Николай Котыш
РОДОМ ИЗ РОССИИ
Повесть

Николай Котыш. Родом из России. Повесть


Н. Т. Котыш
РОДОМ ИЗ РОССИИ
Повесть. Из книги "Лицом к океану"


Стр. 3

Н. Котыш. Родом из России

В этой вечереющей окраине приморского поселка, где Рудимов любил встречать закаты и сумерки, виделось что-то завораживающе-колдовское. Когда садилось солнце, хаты, четыре тополя на окраине, пологий холм со старой обескрыленной ветряной мельницей, бревенчатый причал с выводком баркасов и само море вдруг обретали загадочную нездешность: все охватывалось жутковатым пламенем заката – задумчиво-тревожным и чарующим, манящим и пугающим. Так бывает осенью в лесу, когда каждый вспыхнувший багрянцем листик, доживая последние мгновения, прощается с тобой торжественно и молчаливо. И тебя пронизывает предчувствие чего-то неминучего, грустного и вечного. Только вот этот приморский пейзаж хранит еще и какую-то влекущую силу полуобмана: ты вроде бы видишь все в полуреальном облике и понимаешь, что все это непрочно, мимолетно, но тянешься к нему и веришь в нечто великое и таинственное. Тебе кажется, что эти хаты с пылающим в окнах закатом, красные тополя, красный ветряк и иссиня-красные лодчонки у такого же пирса внезапно родились из самого вечера, из этого закатного света, из вечереющего моря, из тихой гряды томящихся у горизонта облаков. Эфемерно и властно. И ты боишься, что оно, это ведение, внезапно исчезнет, и ты потеряешь нечто большое и важное, ставшее уже частицей тебя самого. И ты его теряешь. И этот полуреальный мир, созданный миражом вечера и твоим воображением, уже рушится. Гаснут окна, расплавляются крыши, куда-то уходят, может за море, тополя. И только грустная мельница еще минуту-другую чеканится обломанными крыльями, словно пытаясь взлететь с холма. Но потом и она растворяется в темени. Где-то на краю моря, может у самого Босфора, на минуту-другую прорежется розовая полоска, мигнет запоздалый луч и бесследно угаснет. День сгорел.

Но колдовское преображение вечера еще не закончилось. Постоишь немного в немом, печальном восторге и вскоре начинаешь различать, как рождается новое чудо. Те крайних четыре тополя, которые сторожили околицу, а на закате ушли вслед за солнцем, теперь возвращаются из небыли.
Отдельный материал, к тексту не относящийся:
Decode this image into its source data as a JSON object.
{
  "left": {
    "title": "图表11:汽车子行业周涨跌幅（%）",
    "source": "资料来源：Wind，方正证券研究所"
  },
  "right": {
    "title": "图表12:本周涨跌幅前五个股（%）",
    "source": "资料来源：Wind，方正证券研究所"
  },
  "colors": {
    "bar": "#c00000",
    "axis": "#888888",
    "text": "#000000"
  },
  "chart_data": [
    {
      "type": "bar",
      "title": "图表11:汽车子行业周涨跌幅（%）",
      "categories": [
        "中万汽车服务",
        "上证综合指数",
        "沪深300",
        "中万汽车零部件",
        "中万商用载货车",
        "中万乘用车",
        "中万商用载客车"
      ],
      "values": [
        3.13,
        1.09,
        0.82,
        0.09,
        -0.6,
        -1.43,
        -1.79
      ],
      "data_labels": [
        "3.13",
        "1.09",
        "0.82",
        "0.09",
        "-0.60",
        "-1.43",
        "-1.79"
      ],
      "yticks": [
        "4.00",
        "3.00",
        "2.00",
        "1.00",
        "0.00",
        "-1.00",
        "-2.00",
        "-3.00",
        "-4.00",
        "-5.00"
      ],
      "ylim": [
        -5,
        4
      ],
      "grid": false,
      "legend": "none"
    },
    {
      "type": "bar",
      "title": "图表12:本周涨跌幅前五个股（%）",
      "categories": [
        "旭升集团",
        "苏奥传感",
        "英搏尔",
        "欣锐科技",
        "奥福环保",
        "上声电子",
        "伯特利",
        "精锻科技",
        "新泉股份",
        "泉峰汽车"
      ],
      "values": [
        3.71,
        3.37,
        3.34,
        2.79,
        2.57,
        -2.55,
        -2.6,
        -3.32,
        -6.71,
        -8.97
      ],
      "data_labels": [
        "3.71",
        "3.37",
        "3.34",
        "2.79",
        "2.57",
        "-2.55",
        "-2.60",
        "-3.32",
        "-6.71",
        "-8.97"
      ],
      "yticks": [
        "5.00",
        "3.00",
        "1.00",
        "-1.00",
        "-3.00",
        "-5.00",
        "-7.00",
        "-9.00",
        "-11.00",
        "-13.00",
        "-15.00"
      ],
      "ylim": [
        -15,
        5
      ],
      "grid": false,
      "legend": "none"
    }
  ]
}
В наступившей полутемени ты ясно различаешь их черно-синие пики. А вот еще два тополя. Они словно бы выбежали из поселка вслед за этими четырьмя и остановились на берегу самого моря.

Подслеповатая мазанка сторожа Ибрагима, неведомо что караулившего на пустынном взлобке, стояла у самого моря. Днем его видели с древней берданкой за плечами, в больших резиновых сапогах, хлопавших голенищами о его худые икры. На нем жестяно топорщился брезентовый плащ; из-под хмурой стрехи бровей неприступно сверкали аспидные глаза, густая щетина бороды в том месте, где из нее торчала цигарка, попыхивала крутым махорочным дымом. Все знали о небольшом ибрагимовском промысле: он коптил ставриду, бронзоватые низки которой висели под навесом возле мазанки. Продавал ставриду он дешево, и женщины из гарнизона души не чаяли в Ибрагиме.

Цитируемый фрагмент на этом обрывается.